Les époux [Q] ont interjeté appel de ce jugement le 19 février 2015.
Par ordonnance rendue le 17 mars 2015 sur la requête des appelants, mise au rôle de la cour sous le numéro RG 15/01412, l'affaire a été fixée à l'audience du 5 octobre 2015.
Les appelants ont fait assigner la banque à comparaître par acte mis au rôle de la cour sous le numéro RG 15/03367.
Par dernières conclusions du 28 septembre 2015 auxquelles il est renvoyé pour l'exposé des moyens, ils demandent à la cour :
d'infirmer le jugement déféré,
de dire la banque forclose, ou subsidiairement prescrite, en son action,
à défaut, de constater l'absence de titre exécutoire,
de dire que la clause Titre V - Conditions du cahier des charges annexé à l'acte de prêt du 5 mai 1987 est abusive et illicite et de la juger non écrite,
de constater en conséquence que la banque ne peut plus se prévaloir de la déchéance du terme,
de dire que le commandement signifié le 16 septembre 2013 est nul et d'en ordonner la radiation,
de dire à défaut que la banque a commis une faute, de la condamner à leur payer une indemnité de 142 350,37 € et d'ordonner la compensation des dettes réciproques,
de réduire à un euro les sanctions contractuelles,
de débouter la banque de ses demandes plus amples ou contraires,
plus subsidiairement, de reporter le paiement des sommes dues de deux années, en prescrivant que les échéances reportées porteront intérêt au taux légal simple,
très subsidiairement, de confirmer le jugement dont appel en ce qu'il a autorisé la vente amiable du bien saisi et fixé le prix minimum à 60 000 €,
de dire que le délai de quatre mois pour réaliser la vente amiable commencera de courir à compter de la signification de l'arrêt à intervenir,
de statuer ce que de droit sur les dépens.

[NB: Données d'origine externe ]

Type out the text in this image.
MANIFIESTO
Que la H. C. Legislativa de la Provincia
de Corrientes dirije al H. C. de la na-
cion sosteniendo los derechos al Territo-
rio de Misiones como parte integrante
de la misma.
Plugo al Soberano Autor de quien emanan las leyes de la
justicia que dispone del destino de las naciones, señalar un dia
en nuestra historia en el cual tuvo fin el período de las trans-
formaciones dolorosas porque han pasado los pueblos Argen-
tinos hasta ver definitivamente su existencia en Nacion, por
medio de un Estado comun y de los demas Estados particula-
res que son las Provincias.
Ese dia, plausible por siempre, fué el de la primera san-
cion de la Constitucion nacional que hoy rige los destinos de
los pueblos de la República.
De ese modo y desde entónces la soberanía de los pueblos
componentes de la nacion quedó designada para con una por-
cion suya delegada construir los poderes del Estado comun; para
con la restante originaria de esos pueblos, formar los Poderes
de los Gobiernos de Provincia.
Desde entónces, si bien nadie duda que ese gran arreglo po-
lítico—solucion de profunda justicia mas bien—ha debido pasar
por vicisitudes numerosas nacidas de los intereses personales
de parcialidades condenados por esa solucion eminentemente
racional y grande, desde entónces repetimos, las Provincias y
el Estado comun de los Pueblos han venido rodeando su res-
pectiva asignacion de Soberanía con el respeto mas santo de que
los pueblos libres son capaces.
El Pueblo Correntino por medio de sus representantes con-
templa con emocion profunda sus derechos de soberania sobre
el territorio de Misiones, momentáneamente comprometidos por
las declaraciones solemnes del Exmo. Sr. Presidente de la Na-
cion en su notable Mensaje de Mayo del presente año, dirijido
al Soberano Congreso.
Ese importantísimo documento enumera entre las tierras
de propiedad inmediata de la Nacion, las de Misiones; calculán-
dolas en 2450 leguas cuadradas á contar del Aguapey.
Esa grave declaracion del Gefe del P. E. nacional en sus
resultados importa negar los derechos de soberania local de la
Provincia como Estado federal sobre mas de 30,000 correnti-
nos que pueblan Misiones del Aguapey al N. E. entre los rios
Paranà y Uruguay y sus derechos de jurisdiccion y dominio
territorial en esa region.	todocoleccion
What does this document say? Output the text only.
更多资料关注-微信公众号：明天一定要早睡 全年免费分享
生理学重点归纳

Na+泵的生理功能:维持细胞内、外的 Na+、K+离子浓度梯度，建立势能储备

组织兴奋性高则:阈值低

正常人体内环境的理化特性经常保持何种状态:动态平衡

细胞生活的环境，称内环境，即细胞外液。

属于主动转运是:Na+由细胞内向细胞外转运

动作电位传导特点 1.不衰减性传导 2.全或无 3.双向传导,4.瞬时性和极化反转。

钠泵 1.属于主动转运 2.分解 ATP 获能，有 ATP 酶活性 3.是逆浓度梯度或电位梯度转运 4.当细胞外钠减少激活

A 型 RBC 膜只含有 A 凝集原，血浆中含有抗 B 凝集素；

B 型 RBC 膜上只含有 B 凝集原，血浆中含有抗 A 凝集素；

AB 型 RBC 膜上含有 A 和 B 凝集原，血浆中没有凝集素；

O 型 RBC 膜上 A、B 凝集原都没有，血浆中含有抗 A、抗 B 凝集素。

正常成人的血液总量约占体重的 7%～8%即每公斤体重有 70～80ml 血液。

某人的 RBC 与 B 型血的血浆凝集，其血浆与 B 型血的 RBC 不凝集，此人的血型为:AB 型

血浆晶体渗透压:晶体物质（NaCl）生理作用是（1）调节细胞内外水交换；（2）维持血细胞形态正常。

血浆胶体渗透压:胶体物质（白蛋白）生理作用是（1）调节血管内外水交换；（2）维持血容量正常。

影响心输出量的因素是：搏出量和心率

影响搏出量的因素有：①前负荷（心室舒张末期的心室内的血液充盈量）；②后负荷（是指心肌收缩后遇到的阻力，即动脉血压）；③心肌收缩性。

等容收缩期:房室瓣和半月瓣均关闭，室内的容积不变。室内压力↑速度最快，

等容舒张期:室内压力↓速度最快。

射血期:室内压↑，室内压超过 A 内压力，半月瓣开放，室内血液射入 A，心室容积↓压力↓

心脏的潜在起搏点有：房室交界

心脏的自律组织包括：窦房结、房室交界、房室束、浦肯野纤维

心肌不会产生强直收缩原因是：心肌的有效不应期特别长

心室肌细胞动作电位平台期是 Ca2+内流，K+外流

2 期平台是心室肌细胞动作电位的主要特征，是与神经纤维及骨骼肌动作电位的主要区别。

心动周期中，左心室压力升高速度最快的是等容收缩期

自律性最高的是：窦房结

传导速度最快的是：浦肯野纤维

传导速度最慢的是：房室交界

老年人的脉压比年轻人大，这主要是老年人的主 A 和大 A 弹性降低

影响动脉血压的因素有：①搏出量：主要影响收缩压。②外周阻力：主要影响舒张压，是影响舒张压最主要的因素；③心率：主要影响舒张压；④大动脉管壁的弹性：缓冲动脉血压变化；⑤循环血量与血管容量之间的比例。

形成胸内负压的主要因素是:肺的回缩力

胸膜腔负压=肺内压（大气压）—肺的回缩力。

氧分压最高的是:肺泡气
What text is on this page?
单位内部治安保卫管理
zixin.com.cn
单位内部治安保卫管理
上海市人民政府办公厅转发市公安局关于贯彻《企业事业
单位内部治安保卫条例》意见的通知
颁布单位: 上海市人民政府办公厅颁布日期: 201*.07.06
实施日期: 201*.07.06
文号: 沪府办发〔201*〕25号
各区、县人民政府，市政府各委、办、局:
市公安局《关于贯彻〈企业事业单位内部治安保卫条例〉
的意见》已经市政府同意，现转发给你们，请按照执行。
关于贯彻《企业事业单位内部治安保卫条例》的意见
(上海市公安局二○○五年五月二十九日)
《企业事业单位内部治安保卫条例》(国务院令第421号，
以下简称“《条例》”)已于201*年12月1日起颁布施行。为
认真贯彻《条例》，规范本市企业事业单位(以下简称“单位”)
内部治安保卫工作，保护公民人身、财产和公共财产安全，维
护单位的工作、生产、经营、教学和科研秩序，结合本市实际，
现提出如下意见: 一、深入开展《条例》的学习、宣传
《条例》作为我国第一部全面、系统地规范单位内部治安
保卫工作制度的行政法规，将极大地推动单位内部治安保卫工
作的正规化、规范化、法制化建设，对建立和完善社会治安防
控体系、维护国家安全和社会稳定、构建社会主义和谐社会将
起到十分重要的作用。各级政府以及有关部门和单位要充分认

Par dernières conclusions du 25 septembre 2015 auxquelles il est renvoyé pour l'exposé des moyens, la banque demande à la cour :
de confirmer le jugement d'orientation,
de débouter les débiteurs saisis de l'ensemble de leurs demandes, fins et conclusions,
de les condamner solidairement au paiement de la somme de 5 000 € à titre de dommages-intérêts pour abus de procédure,
de les condamner de même au paiement de la somme de 5 000 € au titre de l'article 700 du Code de procédure civile,
de dire que les dépens seront employés en frais privilégiés de vente.
MOTIFS DE LA DÉCISION DE LA COUR :
Il convient de joindre les instances mises au rôle sous les numéros RG 15/01412 et 15/03367, sous le numéro RG 15/01412.
- Sur les moyens de forclusion et de prescription :
- Forclusion :
La forclusion n'atteint pas le droit d'action des organismes de crédit pour le recouvrement de leurs créances contre les consommateurs auxquels ils ont consenti un crédit immobilier, tel que celui que la banque a accordé aux époux [Q], ce droit ne pouvant être soumis qu'à la prescription.
- Prescription :
Antérieurement à la réforme de la prescription opérée par la loi du 17 juin 2008, les obligations nées à l'occasion de leur commerce entre commerçants et non commerçants se prescrivaient, selon l'article L. 110-4 du Code de commerce, par dix ans.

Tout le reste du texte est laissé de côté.